The "Talkback" show on MediaCorp radio station 938Live saw three guests - former Nominated MP Gautam Banerjee and political commentators Eugene Tan and PN Balji - sharing their views on the topic of ministerial pay.
Mr Eugene Tan, an Assistant Professor of Law at Singapore Management University, said: "While we accept the principle behind a fair compensation package, the idea that ministers are paid way above the average Singaporean is something many Singaporeans have difficulty accepting."
However, it's argued that high salaries are not just a Singapore phenomenon.
Mr Gautam Banerjee, executive chairman of PricewaterhouseCoopers, said: "With globalisation and the companies getting larger, the salaries of the top individuals have increased disproportionately to the rest of the workforce. The formula has been giving these very large figures which the government has already brought down. They have never used the formula in its entirety because what the formula was throwing up was just too high a figure, just not tenable."
He added: "One of the things that people have always had with this formula is that you are always taking the highest of the high each year. You are always pegging yourself with the highest performers.
"You could do a number of things; you could take a broader number of people, you could take the highest individuals, you could take a medium of the top 50 and have something which you could sell politically, because at the end of the day, in the private sector it is also under a lot of review, especially after the financial crisis."
The review committee must also look long-term in order to attract the right talent.
Mr Eugene Tan said: "The committee has to balance the need to continue to attract talent within the ministerial ranks and at the same time come up with a set of recommendations which will have the 'buy-in' of the majority of Singaporeans.
"It is important for an issue like the ministerial salaries not to be excessively politicised. I don't think we can completely remove the political sting but it is important that it doesn't become an issue that takes away the moral legitimacy of the government.
"The whole process of looking at the ministerial salaries will be an important gauge of the new style of governance, reach out, engage and get Singaporeans to co-create. It will be an interesting process to watch.
"If the salary package is seen way too low, then I think it would be difficult. We must bear in mind that while serving in the Cabinet, taking part in politics is a calling, I am not so sure we should look at it as the politicians performing a public service close to volunteer service.

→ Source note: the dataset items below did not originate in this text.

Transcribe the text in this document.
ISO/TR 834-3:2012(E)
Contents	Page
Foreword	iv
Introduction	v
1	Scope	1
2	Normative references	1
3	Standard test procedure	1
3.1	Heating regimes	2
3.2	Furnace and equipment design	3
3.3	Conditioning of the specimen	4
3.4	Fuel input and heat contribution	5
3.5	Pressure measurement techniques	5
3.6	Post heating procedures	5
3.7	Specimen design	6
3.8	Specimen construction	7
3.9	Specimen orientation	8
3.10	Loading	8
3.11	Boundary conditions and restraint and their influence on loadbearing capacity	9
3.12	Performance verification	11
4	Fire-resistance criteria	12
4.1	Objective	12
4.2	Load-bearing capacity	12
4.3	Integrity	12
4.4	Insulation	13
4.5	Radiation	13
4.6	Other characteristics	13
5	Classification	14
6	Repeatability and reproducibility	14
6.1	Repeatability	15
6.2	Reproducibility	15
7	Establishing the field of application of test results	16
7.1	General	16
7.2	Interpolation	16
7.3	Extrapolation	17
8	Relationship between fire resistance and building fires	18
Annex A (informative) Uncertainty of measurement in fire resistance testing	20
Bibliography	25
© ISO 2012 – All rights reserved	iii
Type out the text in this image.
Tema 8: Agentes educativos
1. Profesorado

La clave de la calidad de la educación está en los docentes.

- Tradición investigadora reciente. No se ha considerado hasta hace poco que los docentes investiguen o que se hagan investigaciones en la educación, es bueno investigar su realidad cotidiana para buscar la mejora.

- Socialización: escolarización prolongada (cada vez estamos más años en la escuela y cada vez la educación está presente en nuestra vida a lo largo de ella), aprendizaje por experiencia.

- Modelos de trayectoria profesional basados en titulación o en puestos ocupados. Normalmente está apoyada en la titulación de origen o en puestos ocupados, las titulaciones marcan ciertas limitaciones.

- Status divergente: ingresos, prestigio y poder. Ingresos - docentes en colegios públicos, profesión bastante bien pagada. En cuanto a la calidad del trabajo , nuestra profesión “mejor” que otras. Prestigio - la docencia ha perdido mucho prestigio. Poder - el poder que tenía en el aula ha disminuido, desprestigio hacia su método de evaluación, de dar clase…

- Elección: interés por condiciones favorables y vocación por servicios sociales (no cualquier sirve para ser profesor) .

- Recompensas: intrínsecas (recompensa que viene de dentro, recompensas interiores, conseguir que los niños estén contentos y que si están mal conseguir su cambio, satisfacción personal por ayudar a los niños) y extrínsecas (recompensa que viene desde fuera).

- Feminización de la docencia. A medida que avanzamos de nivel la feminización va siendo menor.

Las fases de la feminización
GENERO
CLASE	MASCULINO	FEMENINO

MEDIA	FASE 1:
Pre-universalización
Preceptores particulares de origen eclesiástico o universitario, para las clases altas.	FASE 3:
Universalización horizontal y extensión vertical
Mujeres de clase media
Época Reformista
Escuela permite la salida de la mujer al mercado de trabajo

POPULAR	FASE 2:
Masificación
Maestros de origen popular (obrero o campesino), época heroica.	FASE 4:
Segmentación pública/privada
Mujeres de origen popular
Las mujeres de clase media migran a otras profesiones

"It is important to recognise that the work they do serves a larger good and it is important we continue to attract good people."
Political watchers also do not rule out the possibility that in future, some top civil servants may indeed be paid more than their minister.
And they do not think the status of the president would be diminished if he is paid less than the prime minister.
Mr Gautam said: "You look at corporates, the chairman (who) is the most senior person in the organisation, is paid less than the CEO....The CEO carries a role....responsibility to perform and do more things and so the CEO's salary is more than the chairman. But the chairman gets the gravitas, the respect.
"(In Singapore), you still pay the president a salary, which is to commensurate with the position but it doesn't have to be the highest. And, also, the president is advised by a Council of Presidential Advisors and he has a good Council to advise him, he is not doing the job alone."
While the political watchers feel there should be public consultation on ministerial pay, they say mass feedback sessions could only lead to more noise and chatter. But they hope the review committee will be explicit with the principles it takes to arrive at its decision and also make public the final report.